Study: Jet stream induced weather will remain normal and predictable – despite ‘climate change’
Weather should remain predictable despite climate change
Simulations of jet stream behavior in a warming climate suggest ranges of forecasts in the mid-century will be similar to those in present day, MU study finds
COLUMBIA, Mo. – According to the Intergovernmental Panel on Climate Change, temperatures are expected to rise between 2.5 and 10 degrees Fahrenheit over the next century. This warming is expected to contribute to rising sea levels and the melting of glaciers and permafrost, as well as other climate-related effects. Now, research from the University of Missouri suggests that even as rising carbon dioxide levels in the atmosphere drive the climate toward warmer temperatures, the weather will remain predictable.
“The jet stream changes character every 10 to 12 days, and we use this pattern to predict the weather,” said Anthony Lupo, professor of atmospheric science in MU’s School of Natural Resources, which is located in the College of Agriculture, Food and Natural Resources. “We were curious about how this would change in a world with higher carbon dioxide levels. We found that in that warmer world, the variability of the jet stream remained the same.”
Lupo and Andrew Jensen, who earned his doctorate at MU, used an existing climate model to simulate jet stream flow in the Northern Hemisphere. The simulation monitored a variable that responds to jet stream flow changes and can indicate global-scale weather instability. Researchers used this variable to determine when the jet stream altered its flow. Since meteorologists can only accurately predict weather within the 10 to 12 days between jet stream flow changes, a shift in this time frame would directly impact weather predictability.
Over the course of a simulated 31 years, their observations indicated the jet stream would change its character about 30 to 35 times per year, a number that is consistent with current jet stream patterns. As the time frame used to predict weather did not change, the researchers concluded that weather would likely remain as predictable in a warmer world as it is today. The results do not address the effects of climate change on the nature or frequency of weather events but instead focus on the range of predictability afforded by the jet stream. In addition, the researchers did not extend the simulation past the mid-century to ensure their data was as accurate as possible.

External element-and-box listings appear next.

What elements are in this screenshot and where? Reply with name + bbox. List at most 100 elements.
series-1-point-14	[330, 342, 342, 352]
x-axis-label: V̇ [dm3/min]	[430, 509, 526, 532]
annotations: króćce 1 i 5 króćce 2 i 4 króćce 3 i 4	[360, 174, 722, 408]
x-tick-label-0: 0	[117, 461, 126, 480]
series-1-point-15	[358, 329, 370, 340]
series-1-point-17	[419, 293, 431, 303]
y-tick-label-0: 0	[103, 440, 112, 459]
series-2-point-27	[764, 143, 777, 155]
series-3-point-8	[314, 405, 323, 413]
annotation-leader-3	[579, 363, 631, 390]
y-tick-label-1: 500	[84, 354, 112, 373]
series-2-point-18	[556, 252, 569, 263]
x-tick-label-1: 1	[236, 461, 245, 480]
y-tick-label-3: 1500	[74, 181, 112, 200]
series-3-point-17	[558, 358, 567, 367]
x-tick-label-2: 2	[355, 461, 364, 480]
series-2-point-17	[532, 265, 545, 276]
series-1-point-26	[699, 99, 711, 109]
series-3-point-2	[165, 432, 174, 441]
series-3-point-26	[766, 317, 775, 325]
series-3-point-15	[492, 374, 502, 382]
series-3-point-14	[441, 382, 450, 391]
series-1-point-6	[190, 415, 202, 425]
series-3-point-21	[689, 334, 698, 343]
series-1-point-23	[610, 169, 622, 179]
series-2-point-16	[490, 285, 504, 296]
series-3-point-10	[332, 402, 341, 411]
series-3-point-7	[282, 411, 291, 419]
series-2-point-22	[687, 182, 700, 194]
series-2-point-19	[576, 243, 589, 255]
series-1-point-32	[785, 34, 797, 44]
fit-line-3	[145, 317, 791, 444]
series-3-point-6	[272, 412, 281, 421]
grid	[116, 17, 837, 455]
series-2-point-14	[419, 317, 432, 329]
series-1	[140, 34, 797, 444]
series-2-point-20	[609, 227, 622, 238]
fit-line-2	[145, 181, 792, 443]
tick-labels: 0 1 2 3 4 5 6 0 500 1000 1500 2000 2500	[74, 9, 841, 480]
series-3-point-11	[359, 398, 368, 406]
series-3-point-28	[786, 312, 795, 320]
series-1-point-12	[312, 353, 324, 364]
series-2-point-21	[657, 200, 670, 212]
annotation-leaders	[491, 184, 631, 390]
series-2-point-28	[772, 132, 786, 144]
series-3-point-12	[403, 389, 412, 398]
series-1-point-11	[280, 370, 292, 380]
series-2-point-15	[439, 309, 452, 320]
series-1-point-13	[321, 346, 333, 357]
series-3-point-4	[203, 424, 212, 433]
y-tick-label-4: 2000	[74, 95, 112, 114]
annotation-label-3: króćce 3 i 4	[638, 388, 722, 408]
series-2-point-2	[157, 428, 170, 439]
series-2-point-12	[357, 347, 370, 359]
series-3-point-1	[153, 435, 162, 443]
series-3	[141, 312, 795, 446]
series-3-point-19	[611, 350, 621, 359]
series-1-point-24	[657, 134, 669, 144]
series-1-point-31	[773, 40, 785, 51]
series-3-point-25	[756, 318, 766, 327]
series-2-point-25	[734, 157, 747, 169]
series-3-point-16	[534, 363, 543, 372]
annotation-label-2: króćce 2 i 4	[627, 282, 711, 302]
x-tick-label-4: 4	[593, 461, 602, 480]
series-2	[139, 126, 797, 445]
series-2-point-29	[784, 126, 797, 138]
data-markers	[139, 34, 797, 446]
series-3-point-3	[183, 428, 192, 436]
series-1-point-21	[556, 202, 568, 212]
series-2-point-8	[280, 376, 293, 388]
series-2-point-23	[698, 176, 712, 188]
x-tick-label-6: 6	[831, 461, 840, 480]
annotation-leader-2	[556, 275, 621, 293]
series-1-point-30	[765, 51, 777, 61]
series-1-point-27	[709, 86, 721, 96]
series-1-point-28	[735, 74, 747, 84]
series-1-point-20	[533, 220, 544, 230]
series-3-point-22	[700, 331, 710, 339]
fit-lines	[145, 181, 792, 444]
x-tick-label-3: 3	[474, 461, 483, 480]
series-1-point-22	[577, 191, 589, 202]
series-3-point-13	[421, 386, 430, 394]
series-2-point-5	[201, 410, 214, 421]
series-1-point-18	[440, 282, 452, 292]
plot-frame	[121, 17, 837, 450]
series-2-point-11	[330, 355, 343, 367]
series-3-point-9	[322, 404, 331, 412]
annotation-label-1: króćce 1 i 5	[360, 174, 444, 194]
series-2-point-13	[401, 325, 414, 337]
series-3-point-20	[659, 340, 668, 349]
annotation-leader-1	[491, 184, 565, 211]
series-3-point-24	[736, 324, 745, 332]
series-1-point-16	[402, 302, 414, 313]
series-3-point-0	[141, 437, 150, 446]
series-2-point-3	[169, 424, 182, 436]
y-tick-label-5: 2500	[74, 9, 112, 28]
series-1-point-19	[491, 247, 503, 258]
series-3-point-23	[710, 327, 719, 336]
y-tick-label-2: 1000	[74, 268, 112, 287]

“Climate change will continue to create a lot of ripple effects, but this experiment provides evidence that the range of forecasting will remain the same,” Lupo said.
The study, “The Dynamic Character of Northern Hemisphere Flow Regimes in a Near-Term Climate Change Projection,” was published in Atmosphere.
http://www.mdpi.com/2073-4433/9/1/27/htm (open access)
The dynamic character of an enstrophy-based diagnostic, previously used in the study of atmospheric blocking, is examined here, in near-term future simulations from the Institut Pierre Simon Laplace Climate Model version 4 (IPSL-CM4) and version 5 (IPSL-CM5) climate models of the Northern Hemisphere flow for moderate climate change scenarios. Previous research has shown that integrated regional enstrophy (IE) increases during blocking onset and decay, which is a reflection of planetary-scale instability. In addition, IE has been shown previously to increase during flow regime transitions in general, even those not associated with blocking events. Here, a 31-year IE diagnostic time series is examined for changes in short term (5–40 days) planetary-scale variability that may correspond flow regime changes in an increased carbon dioxide environment. The time-series analysis herein indicates that the IE diagnostic provides evidence for approximately 30–35 atmospheric flow regime transitions per year in a warmer climate, which is similar to that of the control run and the latest 30-year observed climate, as derived from re-analyses. This result has implications regarding the predictability of weather in a warmer world.